Avec trois belles mises en scène à l'affiche, Lidon entre dans la cour des grands.
Sa scénographie faite de panneaux de soie, oeuvre de Claude Lemaire, de lumières chatoyantes, conçues par Marie-Hélène Pinon, ressemble à ce tissu mythique sacralisé dans cette œuvre. La soie est un tissu noble, sensuel, agréable. Installés dans un fauteuil de velours, les sens en éveil, nous sommes enveloppés par la beauté des images et des mots. En 1861, les élevages de vers à soie sont contaminés. Hervé Joncour entreprend sa première expédition au Japon pour acheter en contrebande des œufs sains. Hervé Joncour raconte ses aventures. Se tisse alors la trame de sa vie avec choc des cultures, histoires d'amour, celle de l'ordre du rêve et celle de la réalité.

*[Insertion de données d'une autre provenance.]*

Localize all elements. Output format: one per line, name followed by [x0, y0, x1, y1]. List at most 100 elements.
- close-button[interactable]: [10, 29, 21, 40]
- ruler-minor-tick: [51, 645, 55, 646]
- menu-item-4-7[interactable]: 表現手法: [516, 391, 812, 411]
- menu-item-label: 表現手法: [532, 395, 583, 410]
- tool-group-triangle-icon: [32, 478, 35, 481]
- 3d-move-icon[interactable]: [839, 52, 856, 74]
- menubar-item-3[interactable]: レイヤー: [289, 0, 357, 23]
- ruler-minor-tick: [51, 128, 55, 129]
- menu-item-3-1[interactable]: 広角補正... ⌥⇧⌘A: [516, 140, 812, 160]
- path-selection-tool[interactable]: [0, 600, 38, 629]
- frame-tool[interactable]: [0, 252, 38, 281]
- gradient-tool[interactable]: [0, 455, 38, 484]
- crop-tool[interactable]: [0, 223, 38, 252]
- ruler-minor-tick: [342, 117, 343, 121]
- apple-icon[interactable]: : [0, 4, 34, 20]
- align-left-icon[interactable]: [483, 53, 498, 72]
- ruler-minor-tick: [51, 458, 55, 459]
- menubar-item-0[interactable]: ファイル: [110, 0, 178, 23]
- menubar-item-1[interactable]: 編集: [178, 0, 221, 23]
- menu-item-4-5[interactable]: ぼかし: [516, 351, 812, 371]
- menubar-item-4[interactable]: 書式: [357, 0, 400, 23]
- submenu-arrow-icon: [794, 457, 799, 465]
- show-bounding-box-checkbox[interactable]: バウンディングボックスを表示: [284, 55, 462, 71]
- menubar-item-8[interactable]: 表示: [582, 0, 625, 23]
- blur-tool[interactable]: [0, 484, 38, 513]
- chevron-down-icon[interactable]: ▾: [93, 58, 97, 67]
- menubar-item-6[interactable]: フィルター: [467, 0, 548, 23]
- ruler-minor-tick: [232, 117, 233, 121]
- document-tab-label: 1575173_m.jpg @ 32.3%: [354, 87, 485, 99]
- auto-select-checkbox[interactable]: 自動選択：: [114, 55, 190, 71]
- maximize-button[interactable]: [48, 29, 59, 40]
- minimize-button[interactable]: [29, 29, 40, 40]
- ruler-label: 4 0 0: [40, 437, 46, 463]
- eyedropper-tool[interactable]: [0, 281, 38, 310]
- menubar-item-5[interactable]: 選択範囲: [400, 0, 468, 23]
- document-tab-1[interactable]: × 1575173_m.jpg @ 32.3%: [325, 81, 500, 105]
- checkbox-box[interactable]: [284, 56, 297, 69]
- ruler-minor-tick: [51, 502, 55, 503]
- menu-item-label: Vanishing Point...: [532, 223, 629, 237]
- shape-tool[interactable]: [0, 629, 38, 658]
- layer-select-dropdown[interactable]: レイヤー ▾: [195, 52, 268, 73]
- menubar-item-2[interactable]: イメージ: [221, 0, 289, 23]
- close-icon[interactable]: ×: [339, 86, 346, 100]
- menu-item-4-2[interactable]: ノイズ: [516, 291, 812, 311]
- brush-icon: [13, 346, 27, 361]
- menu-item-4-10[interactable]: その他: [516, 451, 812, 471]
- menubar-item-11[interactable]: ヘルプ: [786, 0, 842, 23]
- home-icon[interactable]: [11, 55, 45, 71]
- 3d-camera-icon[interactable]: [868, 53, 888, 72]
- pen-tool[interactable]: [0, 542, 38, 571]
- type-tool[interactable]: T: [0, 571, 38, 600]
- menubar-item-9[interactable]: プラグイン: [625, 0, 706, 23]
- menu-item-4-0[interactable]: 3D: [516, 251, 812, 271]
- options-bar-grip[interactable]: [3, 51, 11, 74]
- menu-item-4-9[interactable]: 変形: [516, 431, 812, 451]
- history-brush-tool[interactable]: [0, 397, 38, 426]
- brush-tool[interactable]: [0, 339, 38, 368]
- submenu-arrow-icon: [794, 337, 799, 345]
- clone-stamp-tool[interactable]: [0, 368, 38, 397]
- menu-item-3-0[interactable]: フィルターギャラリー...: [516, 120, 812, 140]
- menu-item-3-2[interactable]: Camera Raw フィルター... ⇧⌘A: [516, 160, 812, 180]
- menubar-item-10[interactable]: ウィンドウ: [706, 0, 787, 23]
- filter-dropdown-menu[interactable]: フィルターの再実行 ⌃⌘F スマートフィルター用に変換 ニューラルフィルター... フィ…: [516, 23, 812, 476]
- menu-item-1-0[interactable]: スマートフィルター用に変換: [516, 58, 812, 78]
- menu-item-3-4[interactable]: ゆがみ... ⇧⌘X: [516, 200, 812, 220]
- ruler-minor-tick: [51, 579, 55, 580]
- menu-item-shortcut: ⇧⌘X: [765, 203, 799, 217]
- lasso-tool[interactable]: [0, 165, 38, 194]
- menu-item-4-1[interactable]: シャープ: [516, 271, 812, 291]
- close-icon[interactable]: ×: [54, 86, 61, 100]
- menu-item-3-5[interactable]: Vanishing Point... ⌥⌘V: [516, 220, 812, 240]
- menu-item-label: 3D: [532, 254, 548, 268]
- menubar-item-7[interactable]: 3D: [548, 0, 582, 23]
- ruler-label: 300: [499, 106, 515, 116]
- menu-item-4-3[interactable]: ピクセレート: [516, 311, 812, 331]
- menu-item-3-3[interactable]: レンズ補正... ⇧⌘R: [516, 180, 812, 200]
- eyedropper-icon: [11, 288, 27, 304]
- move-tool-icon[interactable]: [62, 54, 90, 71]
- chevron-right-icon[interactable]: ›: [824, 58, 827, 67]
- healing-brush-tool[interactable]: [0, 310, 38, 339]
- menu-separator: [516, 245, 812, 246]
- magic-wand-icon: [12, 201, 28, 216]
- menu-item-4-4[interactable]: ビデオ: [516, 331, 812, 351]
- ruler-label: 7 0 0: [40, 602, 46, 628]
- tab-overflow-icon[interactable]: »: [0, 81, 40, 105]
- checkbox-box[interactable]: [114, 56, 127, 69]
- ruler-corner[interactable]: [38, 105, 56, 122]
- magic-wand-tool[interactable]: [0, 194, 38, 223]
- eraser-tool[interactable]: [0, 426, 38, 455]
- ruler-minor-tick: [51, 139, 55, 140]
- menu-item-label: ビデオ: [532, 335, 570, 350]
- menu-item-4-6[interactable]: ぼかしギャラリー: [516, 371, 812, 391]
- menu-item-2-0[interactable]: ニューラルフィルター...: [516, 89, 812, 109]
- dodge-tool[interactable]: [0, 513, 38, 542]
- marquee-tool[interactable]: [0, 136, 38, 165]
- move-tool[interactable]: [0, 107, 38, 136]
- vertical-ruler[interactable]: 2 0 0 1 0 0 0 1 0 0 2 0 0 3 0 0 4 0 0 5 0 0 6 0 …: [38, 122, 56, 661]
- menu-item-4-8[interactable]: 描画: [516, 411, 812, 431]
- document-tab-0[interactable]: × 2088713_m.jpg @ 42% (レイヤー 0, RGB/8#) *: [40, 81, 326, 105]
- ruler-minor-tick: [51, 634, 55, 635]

C'est aussi l'histoire du temps qui passe, filant patiemment la vie. « Soie » est la quête du soi d'un homme ; qui regarde sa vie comme un « spectacle léger ». La beauté de Samuel Labarthe sied à merveille à ce héros romanesque, mais aussi à Baldadiou, à Hara Kei. Il se dégage de son interprétation une belle lumière. Il rayonne de plaisir. Toutes les nuances passent par son phrasé et son regard. II a la faculté de nous faire voir, sentir tout ce qu'il nous raconte. Labarthe maîtrise son art et nous le fait partager.